Vivid 360-degree projections are used
From an unmarked door on a street next to the new Hard Rock Hotel we were ushered into what resembled a store room and then, following a brief preamble, into a disco lift that rocked to the sound of the Ramones’Hey Ho, Let’s Go!
The lift decanted us into a high-ceilinged, windowless oblong room – empty but for a single neon-lit communal table.
The table, which serves as a canvas for light installation, has now become the conduit for a galaxy. A woman’s dulcet tones told us we were here to celebrate “magical achievement, of a meeting in time and space”.
“Place your hands on the circles and join in a halo of energy to close the circle,” she instructed as a trail of white light darted around the table, coming to a stop at my seat neighbour.
Cue Miss Dulcet: “What’s wrong? Does somebody not believe?”
One of the creations at Sublimotion
Either my neighbour James is a non-believer or I have inadvertently broken the magic circle by holding my iPad instead of placing my hands on the halo of energy. No matter. “Come on, concentrate. Very good, there you are. Here your voyage begins.”
What followed was pure theatre – an immersive dining experience of spinning “plates” (a CD) that appeared to float in mid air, vivid 360-degree projections, a book that opened to a talking head (Paco, asking us to “relax and let ourselves be carried away”) and, a personal favourite, a bloody Mary that mixed itself, poltergeist style.
“Shake it with your mind,” instructed a waiter, and the container into which we’d poured three liquids from test tubes began to vibrate.
Roncero describes himself as a dreamer; I suspect he has been watching too much Game of Thrones.
Sublimotion is “food for the Facebook generation”
Our 30-minute taster session was a mere amuse bouche for what will be a two and a half hour gastronomical show that might include balloons filled with chocolate cake (but not really) painting your own dessert, dining in an orchard where everything from the floor to the soil is edible, or a nibble in the North Pole.
If nothing else Sublimotion is a marriage of food and technology – temperature, scents, projections and ultimately, trickery of the mind and palate. Every surface, from the walls to the table, can be projected on to, and waiting staff are technicians, musicians and illusionists.
And what about the food?! It is deconstructed within an inch of its life, molecularised, morphed by spherification and – of course – blasted by liquid hydrogen. We taste a pillow of nitrogenised (at -196 degrees C) olive oil, pegged to a miniature washing line and a liquid cheese so rich that, naturally, only a glass of Laurent Perrier can cut through. The white-chocolate foie gras doughnut is surprisngly moreish.
Expect liquid nitrogen galore
But the highlight for me was the aforementioned bloody Mary we each concocted from three test tubes of liquid. Roncero talks about Spain having the best raw ingredients in the world – the proof for me is in the purest hit of the tomato-infused drink I have ever tasted.
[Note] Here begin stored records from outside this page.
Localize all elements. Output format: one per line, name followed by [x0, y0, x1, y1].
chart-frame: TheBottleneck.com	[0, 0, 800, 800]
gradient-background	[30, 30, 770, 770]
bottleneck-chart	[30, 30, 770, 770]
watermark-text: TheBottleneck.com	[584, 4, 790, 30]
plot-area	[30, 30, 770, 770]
Thin and brackish in appearance, the essence of tomato juice explodes in my mouth as if ripened by a thousand Mediterranean suns.
As the waitress swooped in to replace it with Champagne I covered it with my hand. An unscripted tweak to the highly choreographed running order, but I intended to savour every sip.
So, is it worth the price? If you have ever enjoyed a simple, rustic yet unforgettable meal anywhere that serves up the freshest, local ingredients with love you’ll know the answer. But punters with silly money abound. That night Sublimotion would play host to competitors from the rally of the rich and famous – Gumball 3000. The entry fee for the event was £40,000 per vehicle.
You can bet they weren’t fighting over the bill.